Les actions de Trump dans le sillage de l’incendie de l’église étaient profondément symboliques, en particulier la photo blasphématoire avec une bible à l’envers à la main.

Il a reçu le soutien du procureur général Barr et la participation du secrétaire à la Défense Mark Esper et du président des chefs d’état-major interarmées, le général Mark Milley. Esper et Milley se sont excusés pour leur participation à la marche de Trump sur Lafayette Square en réponse à l’incendie, mais Barr a renchéri sur sa défense partisane de Trump. Barr a menti sur son rôle dans cette marche sur Lafayette Square, et a rejoint Trump en jetant le doute sur le caractère sacré de notre système de vote.

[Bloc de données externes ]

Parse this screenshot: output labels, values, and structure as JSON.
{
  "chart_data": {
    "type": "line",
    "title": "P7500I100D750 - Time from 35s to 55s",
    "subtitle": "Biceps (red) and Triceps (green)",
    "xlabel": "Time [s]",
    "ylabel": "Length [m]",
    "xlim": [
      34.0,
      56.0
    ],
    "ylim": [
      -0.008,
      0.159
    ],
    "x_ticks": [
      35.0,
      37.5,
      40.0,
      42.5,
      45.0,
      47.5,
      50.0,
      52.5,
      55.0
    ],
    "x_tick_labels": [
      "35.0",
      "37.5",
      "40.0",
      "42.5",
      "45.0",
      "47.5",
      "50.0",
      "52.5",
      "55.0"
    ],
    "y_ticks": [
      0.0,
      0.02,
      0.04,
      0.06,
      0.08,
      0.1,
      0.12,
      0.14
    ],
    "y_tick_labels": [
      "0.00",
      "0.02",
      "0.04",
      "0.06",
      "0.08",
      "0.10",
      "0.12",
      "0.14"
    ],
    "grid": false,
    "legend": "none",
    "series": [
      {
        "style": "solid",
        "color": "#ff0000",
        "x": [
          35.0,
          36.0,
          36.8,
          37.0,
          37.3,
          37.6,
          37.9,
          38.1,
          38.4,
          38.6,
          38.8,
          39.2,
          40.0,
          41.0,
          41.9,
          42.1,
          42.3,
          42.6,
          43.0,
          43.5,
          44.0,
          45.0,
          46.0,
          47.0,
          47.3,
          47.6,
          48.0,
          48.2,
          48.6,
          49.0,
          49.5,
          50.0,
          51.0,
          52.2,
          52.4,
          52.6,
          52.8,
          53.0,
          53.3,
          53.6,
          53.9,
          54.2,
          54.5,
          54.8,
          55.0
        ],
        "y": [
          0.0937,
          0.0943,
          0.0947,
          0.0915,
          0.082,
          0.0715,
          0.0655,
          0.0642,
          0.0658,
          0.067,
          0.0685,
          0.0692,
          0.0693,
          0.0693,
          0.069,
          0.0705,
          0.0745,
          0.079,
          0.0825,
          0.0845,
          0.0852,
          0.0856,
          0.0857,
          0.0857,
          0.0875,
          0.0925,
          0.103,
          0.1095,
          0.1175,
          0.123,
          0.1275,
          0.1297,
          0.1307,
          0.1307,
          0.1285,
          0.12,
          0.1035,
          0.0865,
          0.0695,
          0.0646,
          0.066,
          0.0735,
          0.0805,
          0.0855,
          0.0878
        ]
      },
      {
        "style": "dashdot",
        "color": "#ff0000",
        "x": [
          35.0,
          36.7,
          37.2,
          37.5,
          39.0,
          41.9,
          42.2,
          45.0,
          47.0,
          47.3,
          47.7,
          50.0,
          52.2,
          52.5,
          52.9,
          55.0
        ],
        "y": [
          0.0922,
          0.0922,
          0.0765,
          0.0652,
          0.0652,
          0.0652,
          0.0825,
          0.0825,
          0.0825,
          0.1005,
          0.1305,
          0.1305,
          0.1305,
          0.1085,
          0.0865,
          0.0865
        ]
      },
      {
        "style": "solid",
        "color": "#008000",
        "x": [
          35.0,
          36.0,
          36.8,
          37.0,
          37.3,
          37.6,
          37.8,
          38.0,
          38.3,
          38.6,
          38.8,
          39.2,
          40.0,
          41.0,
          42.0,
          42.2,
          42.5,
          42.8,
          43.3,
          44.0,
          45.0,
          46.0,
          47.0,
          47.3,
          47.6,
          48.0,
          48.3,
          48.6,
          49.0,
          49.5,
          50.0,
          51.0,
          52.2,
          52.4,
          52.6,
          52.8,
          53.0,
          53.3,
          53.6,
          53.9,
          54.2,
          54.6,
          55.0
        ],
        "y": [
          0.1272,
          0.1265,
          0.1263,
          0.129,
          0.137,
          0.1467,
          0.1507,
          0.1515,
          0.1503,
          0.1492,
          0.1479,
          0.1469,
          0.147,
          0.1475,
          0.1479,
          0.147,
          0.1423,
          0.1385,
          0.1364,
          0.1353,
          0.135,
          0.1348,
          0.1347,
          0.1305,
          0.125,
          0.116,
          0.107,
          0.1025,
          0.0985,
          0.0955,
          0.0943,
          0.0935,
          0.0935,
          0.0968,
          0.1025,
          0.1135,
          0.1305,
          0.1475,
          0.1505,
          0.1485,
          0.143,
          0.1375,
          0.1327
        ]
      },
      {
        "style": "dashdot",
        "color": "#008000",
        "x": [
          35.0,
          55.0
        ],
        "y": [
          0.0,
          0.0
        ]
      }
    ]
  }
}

Avant même que Barr n’orchestre le retrait violent des manifestants pacifiques rassemblés sur la place, Trump a fait une courte déclaration dans la roseraie de la Maison Blanche en appelant les États à utiliser la Garde nationale pour « nettoyer les rues » et a promis que, s’ils ne le faisaient pas, il « déploierait l’armée américaine et résoudrait rapidement le problème à leur place ».

Trump a encouragé la violence dans les rues pour justifier le recours à la force fédérale, qui est l’élément clé de sa campagne : l’accent mis sur la loi et l’ordre.

Trump est le premier président américain à tolérer la force contre les journalistes, qui assistent à ses rassemblements de campagne. Lors de l’un d’eux dans l’État du Minnesota, Trump a justifié l’action contre le journaliste de MSNBC, Ali Velshi, blessé par une balle en caoutchouc, comme une « belle chose ». C’est ce qu’il appelle la loi et l’ordre.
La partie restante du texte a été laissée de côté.